Armados de un mejor conocimiento del efecto citopático producido por los trofozoítos y sabiendo que las amibas axénicas, por sí mismas, pueden provocar lesiones, iniciamos la indagación de la génesis de las lesiones en el absceso hepático y la ulceración intestinal amibiana.

Después de que Tanimoto demostró la formación de abscesos hepáticos en el hámster con inoculación directa de amibas axénicas, Víctor Tsutsumi perfeccionó el modelo al emplear la vía portal, más natural, como vía de inoculación. Logró la reproducción constante de lesiones que evolucionan hacia abscesos en todo semejantes a los encontrados en las fases finales de la amibiasis hepática en el humano. El modelo descrito ha permitido a Tsutsumi derribar, al menos en el caso de la amibiasis experimental, el dogma de la ausencia de reacción inflamatoria en la amibiasis invasora, y hacerlo, además, de forma contundente. Según sus observaciones, esta reacción no sólo está presente en los estadios iniciales del establecimiento de la lesión hepática, sino que es la misma lisis de las células inflamatorias la que provoca la extensa destrucción del hígado. Seis horas después de llegar las amibas al hígado, la reacción inflamatoria aguda alrededor de los trofozoítos es notable; a este tiempo empieza ya a observarse lisis de las células inflamatorias, ésta se acentúa rápidamente en el transcurso de las siguientes horas. Poco tiempo después, los leucocitos muertos son sustituidos por macrófagos, que experimentan la misma suerte que los primeros, a pesar de utilizar sus mejores tácticas de defensa, como es la formación de empalizadas, en un vano intento por contener la extensión de la infección. Esta inflamación granulomatosa evoluciona rápidamente hacia la necrosis; áreas cada vez más grandes del hígado se necrosan, las lesiones confluyen entre sí y producen al cabo de una semana uno o varios abscesos. Ignoramos si la secuencia de eventos aquí descrita ocurre en el humano durante el desarrollo del absceso hepático. Resulta evidente la dificultad de analizar en el humano, en el curso de los primeros días, lo que ocurre después de la llegada al hígado.

La amibiasis intestinal experimental era el último reducto de los que consideraban a las amibas axénicas como artificios de laboratorio, debido a que varios trabajos habían mostrado la imposibilidad de producir lesiones ulcerativas en el intestino de animales de laboratorio inoculados con tales parásitos.

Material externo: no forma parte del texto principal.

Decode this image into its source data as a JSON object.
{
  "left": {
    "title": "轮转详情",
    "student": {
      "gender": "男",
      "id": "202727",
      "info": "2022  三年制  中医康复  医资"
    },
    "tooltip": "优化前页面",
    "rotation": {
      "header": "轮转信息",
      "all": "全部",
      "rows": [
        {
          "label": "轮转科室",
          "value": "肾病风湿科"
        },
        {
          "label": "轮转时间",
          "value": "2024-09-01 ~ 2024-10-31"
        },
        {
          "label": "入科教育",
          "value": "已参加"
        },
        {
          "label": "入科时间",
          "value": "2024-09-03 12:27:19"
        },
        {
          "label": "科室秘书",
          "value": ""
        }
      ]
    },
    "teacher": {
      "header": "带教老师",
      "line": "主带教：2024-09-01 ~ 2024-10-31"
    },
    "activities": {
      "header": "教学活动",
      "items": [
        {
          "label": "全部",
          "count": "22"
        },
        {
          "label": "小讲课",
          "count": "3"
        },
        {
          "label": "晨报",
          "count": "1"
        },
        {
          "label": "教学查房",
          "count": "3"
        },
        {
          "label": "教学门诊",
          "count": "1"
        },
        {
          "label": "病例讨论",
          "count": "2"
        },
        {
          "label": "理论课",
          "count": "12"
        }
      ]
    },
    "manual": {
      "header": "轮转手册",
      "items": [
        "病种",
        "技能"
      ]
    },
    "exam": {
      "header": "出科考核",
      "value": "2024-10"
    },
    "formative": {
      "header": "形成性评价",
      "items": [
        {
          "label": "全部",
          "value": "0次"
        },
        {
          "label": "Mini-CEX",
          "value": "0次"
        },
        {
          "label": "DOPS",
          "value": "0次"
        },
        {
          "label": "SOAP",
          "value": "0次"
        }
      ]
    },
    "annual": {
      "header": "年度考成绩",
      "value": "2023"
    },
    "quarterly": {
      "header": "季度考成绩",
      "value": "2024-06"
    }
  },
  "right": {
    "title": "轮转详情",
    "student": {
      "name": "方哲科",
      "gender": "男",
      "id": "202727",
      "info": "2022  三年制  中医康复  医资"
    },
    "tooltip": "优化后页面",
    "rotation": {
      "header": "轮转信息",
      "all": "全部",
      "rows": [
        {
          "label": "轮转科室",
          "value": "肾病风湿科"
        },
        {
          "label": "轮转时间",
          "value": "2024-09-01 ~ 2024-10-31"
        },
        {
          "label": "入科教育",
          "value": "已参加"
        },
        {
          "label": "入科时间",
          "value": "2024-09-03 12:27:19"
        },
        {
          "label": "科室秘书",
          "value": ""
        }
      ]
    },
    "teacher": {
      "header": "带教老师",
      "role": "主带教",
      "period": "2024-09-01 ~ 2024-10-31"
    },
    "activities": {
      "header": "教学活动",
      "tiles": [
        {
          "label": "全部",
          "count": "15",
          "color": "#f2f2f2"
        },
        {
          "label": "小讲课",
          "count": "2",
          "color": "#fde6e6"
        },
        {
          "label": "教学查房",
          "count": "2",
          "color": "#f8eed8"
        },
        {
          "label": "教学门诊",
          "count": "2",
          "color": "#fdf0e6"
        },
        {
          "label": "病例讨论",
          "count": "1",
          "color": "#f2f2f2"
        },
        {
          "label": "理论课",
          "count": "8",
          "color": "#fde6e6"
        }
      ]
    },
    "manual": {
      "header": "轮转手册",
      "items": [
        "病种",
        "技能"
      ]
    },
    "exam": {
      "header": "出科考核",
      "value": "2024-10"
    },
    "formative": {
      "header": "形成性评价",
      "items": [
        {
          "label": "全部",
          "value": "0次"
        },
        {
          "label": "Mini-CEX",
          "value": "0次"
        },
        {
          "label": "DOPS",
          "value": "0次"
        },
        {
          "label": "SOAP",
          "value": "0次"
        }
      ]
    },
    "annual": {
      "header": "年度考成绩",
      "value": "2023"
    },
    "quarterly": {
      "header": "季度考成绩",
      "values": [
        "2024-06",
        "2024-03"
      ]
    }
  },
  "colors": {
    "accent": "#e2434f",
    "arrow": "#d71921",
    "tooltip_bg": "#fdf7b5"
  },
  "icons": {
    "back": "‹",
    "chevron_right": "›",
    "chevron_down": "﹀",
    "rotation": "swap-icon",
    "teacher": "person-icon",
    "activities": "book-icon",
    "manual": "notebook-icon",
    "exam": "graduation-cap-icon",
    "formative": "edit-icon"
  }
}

Fernando Anaya produjo esas lesiones en hámster o en cobayo, a condición de liberar, en la medida de lo posible, a las amibas de la influencia nociva del material intestinal normalmente presente en esos animales. Cuando esto se lleva a cabo, las amibas producen en menos de dos días úlceras visibles macroscópicamente en el ciego de los animales. El análisis aún inconcluso de este modelo sugiere también la participación de las células inflamatorias en la génesis de las lesiones intestinales.

A pesar de los grandes avances en cuanto al conocimiento de la patogenia de la amibiasis, aún queda mucho por saber; sobre todo, si recordamos que lo ya descrito es válido sólo para la amibiasis experimental en animales de laboratorio. Así, queda por demostrar cuáles de los fenómenos descritos tienen realmente un papel en la formación de las lesiones amibianas en el hombre. Creer que nuestros modelos son representativos de la enfermedad en el hombre tranquiliza nuestras conciencias, justifica nuestro trabajo y promueve la canalización de fondos para la investigación, pero al fin y al cabo debemos recordar que los resultados ofrecen tan sólo una posibilidad, pendiente de demostración final.